No welcome awaited him at home, because he had failed in his mission. He gave to Mr. McKee a detailed account of his adventures in England, but I do not think anyone else ever heard from him a single word regarding the sad home at Haworth. But as long as he lived he regretted his helplessness to avenge the slight put upon his niece, and seemed to look on the miscarriage of his plans as the great failure of his life.

Since the foregoing article was put in type Doctor Wright has written to the editor of this magazine announcing that he has discovered the author of the “Quarterly” review. He says:

“Assuming the editor’s responsibility for the incriminated interpolations, who wrote the article itself? Secrets have a bad time of it in our day, and the authorship of the article is no longer a secret. As has been generally suspected, the writer was a woman, and that woman was Miss Rigby, the daughter of a Norwich doctor, and was better known as Lady Eastlake.

“The well-kept secret has been brought to light by Doctor Robertson Nicoll in the ‘Bookman’ of September, 1892. Doctor Nicoll found the key to the mystery in a letter written on March 31, 1849, by Sara Coleridge to Edward Quillman, and published in the ‘Memoirs and Letters of Sara Coleridge.’ The following is the passage referred to:

“‘Miss Rigby’s article on “Vanity Fair” was brilliant, as all her productions are. But I could not agree to the concluding remark about governesses. How could it benefit that uneasy class to reduce the number of their employers, which, if high salaries were considered in all cases indispensable, must necessarily be the result of such a state of opinion?’

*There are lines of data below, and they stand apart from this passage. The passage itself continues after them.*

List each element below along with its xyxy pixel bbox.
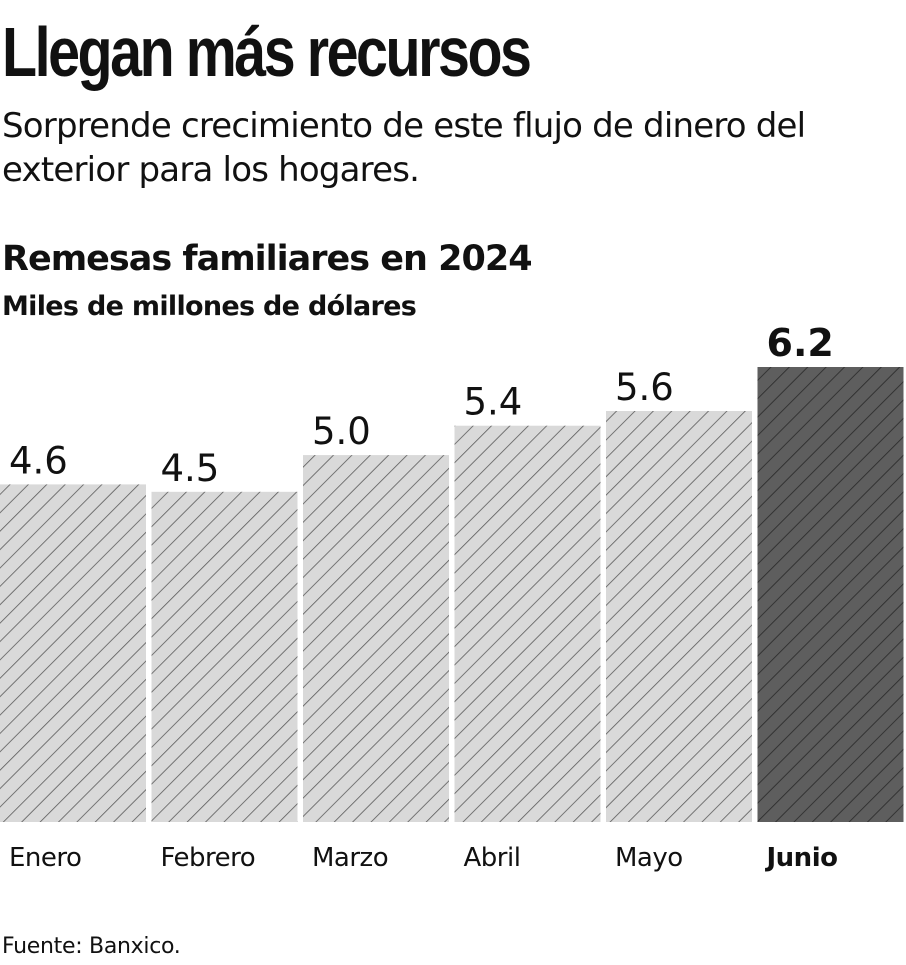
bar-enero [0,484,146,822]
category-label-abril: Abril [464,843,521,873]
value-label-mayo: 5.6 [615,366,674,409]
category-label-febrero: Febrero [161,843,256,873]
bar-marzo [303,455,449,822]
category-label-mayo: Mayo [615,843,683,873]
chart-title: Remesas familiares en 2024 [2,239,533,279]
chart-units: Miles de millones de dólares [2,291,417,322]
bar-mayo [606,411,752,822]
value-label-marzo: 5.0 [312,410,371,453]
value-label-enero: 4.6 [9,439,68,482]
category-label-enero: Enero [9,843,81,873]
subhead: Sorprende crecimiento de este flujo de d… [2,106,806,190]
bar-febrero [151,491,298,822]
bar-abril [454,425,601,822]
source-note: Fuente: Banxico. [2,934,181,959]
value-label-febrero: 4.5 [161,447,220,490]
value-label-junio: 6.2 [767,321,834,365]
category-label-junio: Junio [765,843,838,873]
value-label-abril: 5.4 [464,381,523,424]
headline: Llegan más recursos [2,13,532,91]
bar-junio [757,367,904,822]
bar-chart: 4.6 Enero 4.5 Febrero 5.0 Marzo 5.4 Abril 5.6 May… [0,321,904,873]
category-label-marzo: Marzo [312,843,388,873]
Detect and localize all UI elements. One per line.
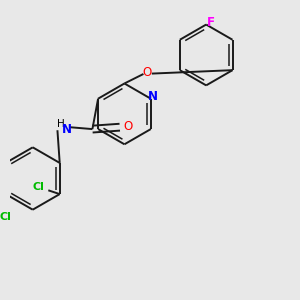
Text: O: O [124,120,133,133]
Text: Cl: Cl [33,182,45,192]
Text: O: O [142,66,152,79]
Text: F: F [207,16,215,29]
Text: Cl: Cl [0,212,12,222]
Text: H: H [57,119,65,129]
Text: N: N [62,123,72,136]
Text: N: N [148,89,158,103]
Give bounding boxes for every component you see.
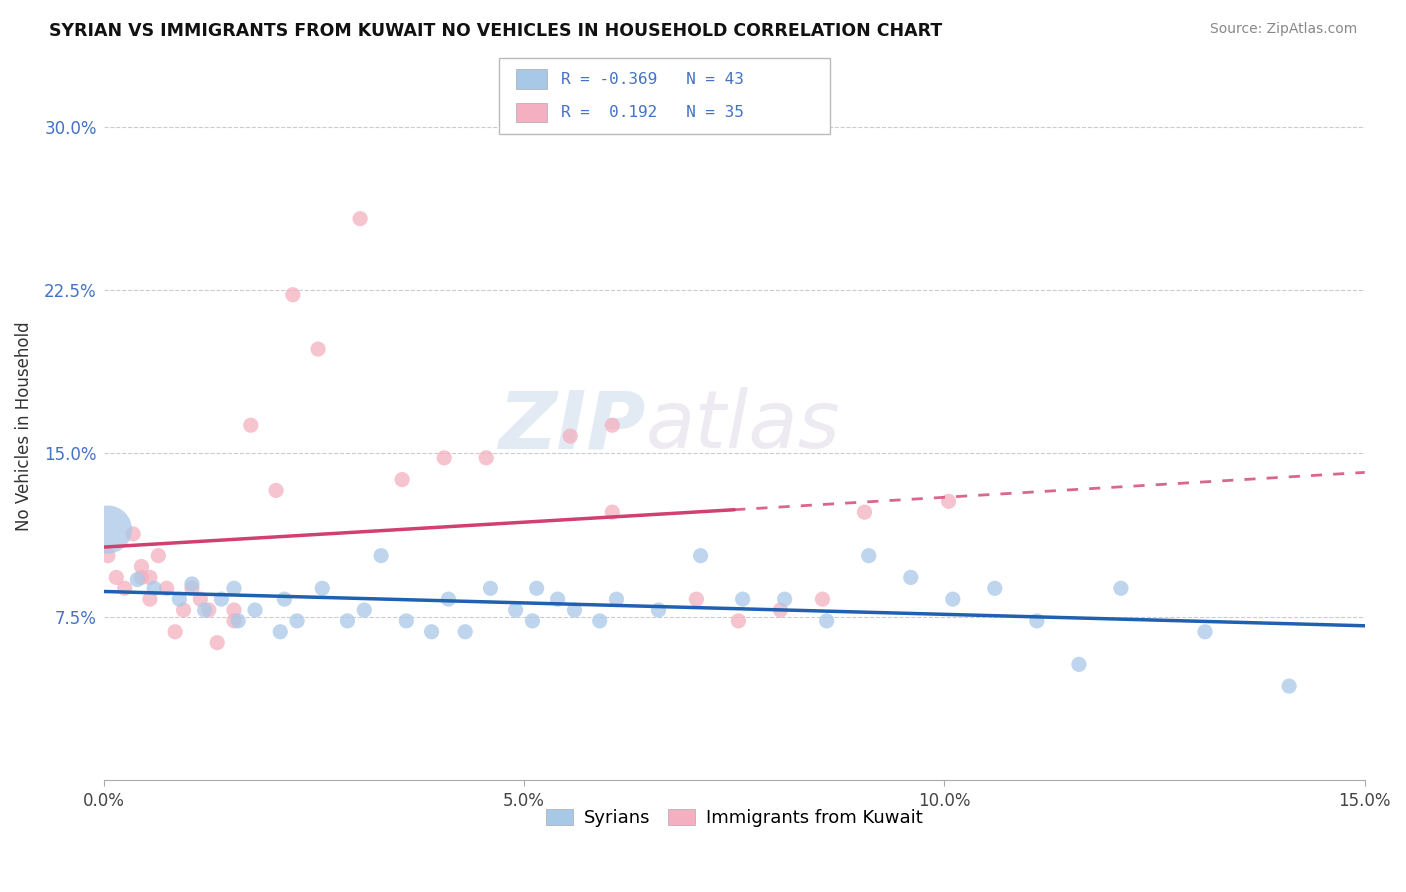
Point [370, 549, 392, 563]
Point [547, 592, 569, 607]
Text: ZIP: ZIP [499, 387, 645, 466]
Point [336, 614, 359, 628]
Point [148, 549, 170, 563]
Point [589, 614, 612, 628]
Point [942, 592, 965, 607]
Point [984, 582, 1007, 596]
Point [1278, 679, 1301, 693]
Point [811, 592, 834, 607]
Point [273, 592, 295, 607]
Point [689, 549, 711, 563]
Point [139, 592, 162, 607]
Point [226, 614, 249, 628]
Point [505, 603, 527, 617]
Point [197, 603, 219, 617]
Legend: Syrians, Immigrants from Kuwait: Syrians, Immigrants from Kuwait [538, 802, 929, 834]
Point [433, 450, 456, 465]
Point [105, 570, 128, 584]
Point [475, 450, 498, 465]
Point [165, 624, 187, 639]
Point [769, 603, 792, 617]
Point [600, 418, 623, 433]
Point [522, 614, 544, 628]
Point [526, 582, 548, 596]
Point [349, 211, 371, 226]
Point [1194, 624, 1216, 639]
Point [685, 592, 707, 607]
Point [395, 614, 418, 628]
Point [139, 570, 162, 584]
Point [127, 573, 149, 587]
Point [479, 582, 502, 596]
Point [858, 549, 880, 563]
Point [243, 603, 266, 617]
Point [938, 494, 960, 508]
Point [420, 624, 443, 639]
Point [727, 614, 749, 628]
Text: atlas: atlas [645, 387, 841, 466]
Point [122, 527, 145, 541]
Point [114, 582, 136, 596]
Point [853, 505, 876, 519]
Point [281, 287, 304, 301]
Text: R = -0.369   N = 43: R = -0.369 N = 43 [561, 71, 744, 87]
Point [311, 582, 333, 596]
Text: SYRIAN VS IMMIGRANTS FROM KUWAIT NO VEHICLES IN HOUSEHOLD CORRELATION CHART: SYRIAN VS IMMIGRANTS FROM KUWAIT NO VEHI… [49, 22, 942, 40]
Text: R =  0.192   N = 35: R = 0.192 N = 35 [561, 105, 744, 120]
Point [285, 614, 308, 628]
Point [1067, 657, 1090, 672]
Point [193, 603, 215, 617]
Point [131, 570, 153, 584]
Point [222, 582, 245, 596]
Point [181, 577, 204, 591]
Point [156, 582, 179, 596]
Point [307, 342, 329, 356]
Point [564, 603, 586, 617]
Point [131, 559, 153, 574]
Point [815, 614, 838, 628]
Point [437, 592, 460, 607]
Text: Source: ZipAtlas.com: Source: ZipAtlas.com [1209, 22, 1357, 37]
Point [773, 592, 796, 607]
Point [143, 582, 166, 596]
Point [269, 624, 291, 639]
Point [391, 473, 413, 487]
Point [190, 592, 212, 607]
Point [605, 592, 627, 607]
Point [264, 483, 287, 498]
Point [181, 582, 204, 596]
Point [222, 603, 245, 617]
Point [173, 603, 195, 617]
Point [1109, 582, 1132, 596]
Point [239, 418, 262, 433]
Point [209, 592, 232, 607]
Point [1025, 614, 1047, 628]
Point [600, 505, 623, 519]
Point [900, 570, 922, 584]
Point [454, 624, 477, 639]
Point [205, 635, 228, 649]
Point [353, 603, 375, 617]
Point [560, 429, 582, 443]
Point [647, 603, 669, 617]
Y-axis label: No Vehicles in Household: No Vehicles in Household [15, 321, 32, 531]
Point [731, 592, 754, 607]
Point [97, 549, 120, 563]
Point [97, 523, 120, 537]
Point [169, 592, 191, 607]
Point [222, 614, 245, 628]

“The ‘Quarterly’ article on ‘Vanity Fair’ dealt also with ‘Jane Eyre,’ and with the ‘Report of the Governesses’ Benevolent Institution for 1847,’ and it is without doubt the article referred to by Sara Coleridge.

“On this matter Sara Coleridge was not likely to be under any mistake. Miss Rigby was her intimate friend, and not likely to conceal from her so important a literary event as the production of a ‘Quarterly’ review.

“I am also informed that Mr. George Smith, the publisher of ‘Jane Eyre,’ declares without hesitation or doubt that he had always known that Lady Eastlake was the author of the ‘Quarterly’ article, and that he had declined to meet her at dinner on account of it.

“The fact that the brilliant Miss Rigby was the writer of the review greatly strengthens my interpolation theory. To me it seems beyond the range of things probable, that the pharisaic part of the article could have come from the same source as ‘Livonian Tales’ and the ‘Letters from the Shores of the Baltic.’

“The article is therefore of a composite character. It was written by Miss Rigby the year before her marriage with Sir Charles Lock Eastlake, and heavily edited during the reign of Lockhart. I know it will be said that the genial Lockhart would not have added the objectionable fustian to the superior material supplied by Miss Rigby; but I must repeat that it was his duty, as a mere matter of business, and a purely editorial affair, to maintain the traditional tone of the ‘Review.’”


[2]

The Reverend David McKee of Ballynaskeagh, a very successful school teacher, who prepared hundreds of boys for college. Among them was Captain Mayne Reid, who afterwards dedicated his book, “The White Chief,” to Mr. McKee. Ballynaskeagh, was the centre of mental activity for the country round about. Its master was the friend and neighbor of the Irish Brontës. He himself wrote several books, one of which led to the beginning of a temperance movement in Ireland. The writer of this article was his pupil at the time of the publication of “Jane Eyre,” and tells whereof he knows personally, as well as some things of which he was informed by Mr. McKee.

[3]

The December number of the “Quarterly Review” of 1848 is perhaps the most famous of the entire series. Its fame rests on a mystery which has baffled literary curiosity for close on half a century. “Who wrote the review of ‘Jane Eyre’?” is a question that has been asked by every contributor to English literature since the critique appeared. But thus far the question has been asked in vain.

The descendant and namesake of the eminent projector and proprietor of “The Quarterly” does not feel at liberty to solve the mystery by revealing the writer. I admire the loyalty of John Murray to a servant whose work has attained an evil pre-eminence. It is interesting to know, in these prying and babbling times, that in the house of Murray the secret of even a supposed ruffian is safe to the third generation.